Calvert, NR students collaborate via technology
Two area schools have been tasked with “thinking differently” over the past week, working in collaboration across digital and city lines.
Seventh- and eighth-graders from Calvert Catholic Schools and New Riegel Local Schools have been working in partnership on projects focused on the lives of so-called misfits, Dave Kraft, technology teacher at Calvert, said.
Kraft and John Kramer, technology integration specialist for the North Central Ohio Educational Service Center, are bringing their classes together for this project.
The projects took students and put them together electronically in different classrooms, different buildings, even different districts and challenged them to put together a project. The projects were based on Apple’s 1997 “Think Differently” advertisement campaign. Each student selected from a list of iconic figures such as John Lennon, Amelia Earhart and Albert Einstein. From there, they worked in groups using Google Slides – a similar software platform similar to PowerPoint – to create a presentation of the person’s life.
Ashlynn Deats, a student from Calvert, said she and her group selected Earhart.
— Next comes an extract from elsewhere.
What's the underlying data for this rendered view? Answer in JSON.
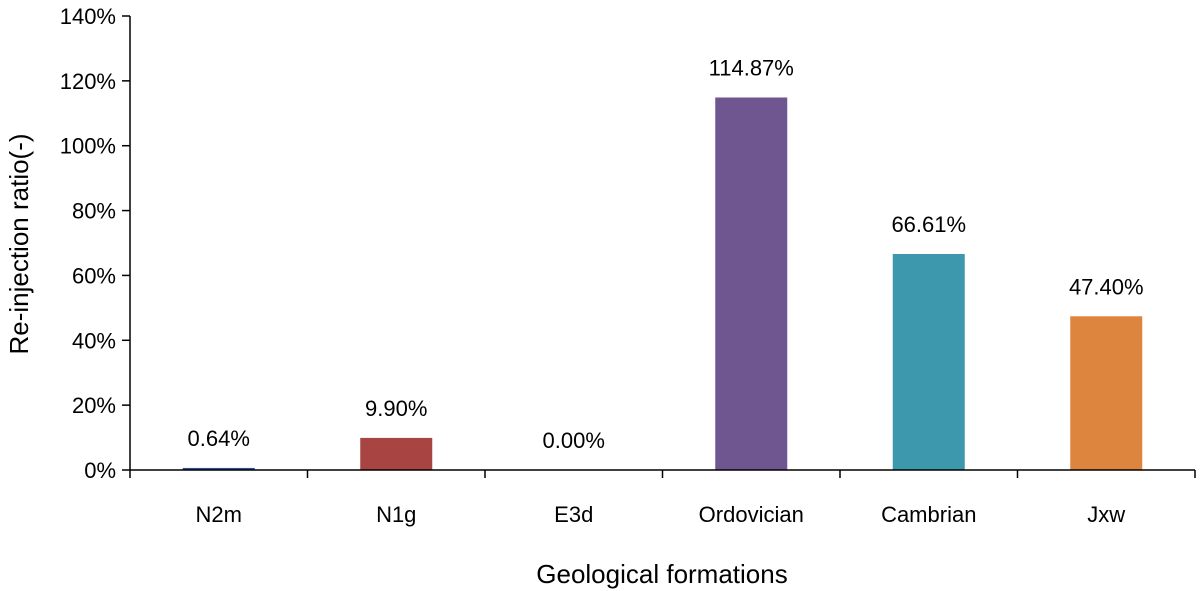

In the presentation, Deats and her team detail how Earhart thought differently, how she changed history, how she influenced others, how she influenced society and what happened to her.
Deats said they chose Earhart because “we felt she was the most interesting person to write about.”
Kraft said this is the first time the schools have worked like this together.
“This has been a nice way for students to connect with other students,” Kraft said.
To communicate, the students have a messaging system to write back and forth and, in case they need to speak with team members from the other school, Kraft said they are able to talk face-to-face in a live video stream.
Keven Rinaman, technology director at Calvert, said, “This is a new take on pen pals.”
Kraft said the students have been very engaged and are working well together.
“There are times where one student from Calvert or New Riegel will want to change something and they have to understand they need to communicate that change to their team,” Kraft said. “It is about understanding how everyone is different.”
Kramer too agrees communication is the major challenge between schools.
“Students from either New Riegel or Calvert at time send messages the others don’t always respond back,” Kramer said. “The challenge then is to learn how to communicate effectively.”
This project, according to Kraft, is bonding the two schools together.
“Most students only see other students from other schools at sports games,” he said. “This is a new level of learning.”
New Riegel students Ally Rumschlag and Ann Mahling are working on projects with their teams about Einstein.
Rumschlag said she has found the project to be easy, but is was hard to get used to.
“It has been hard to try to guess what the others are trying to say,” Mahling said.
The projects lead up to presentations which are to start Thursday.
Kraft said this opens more opportunities to collaborate like this in the future with New Riegel and other school districts.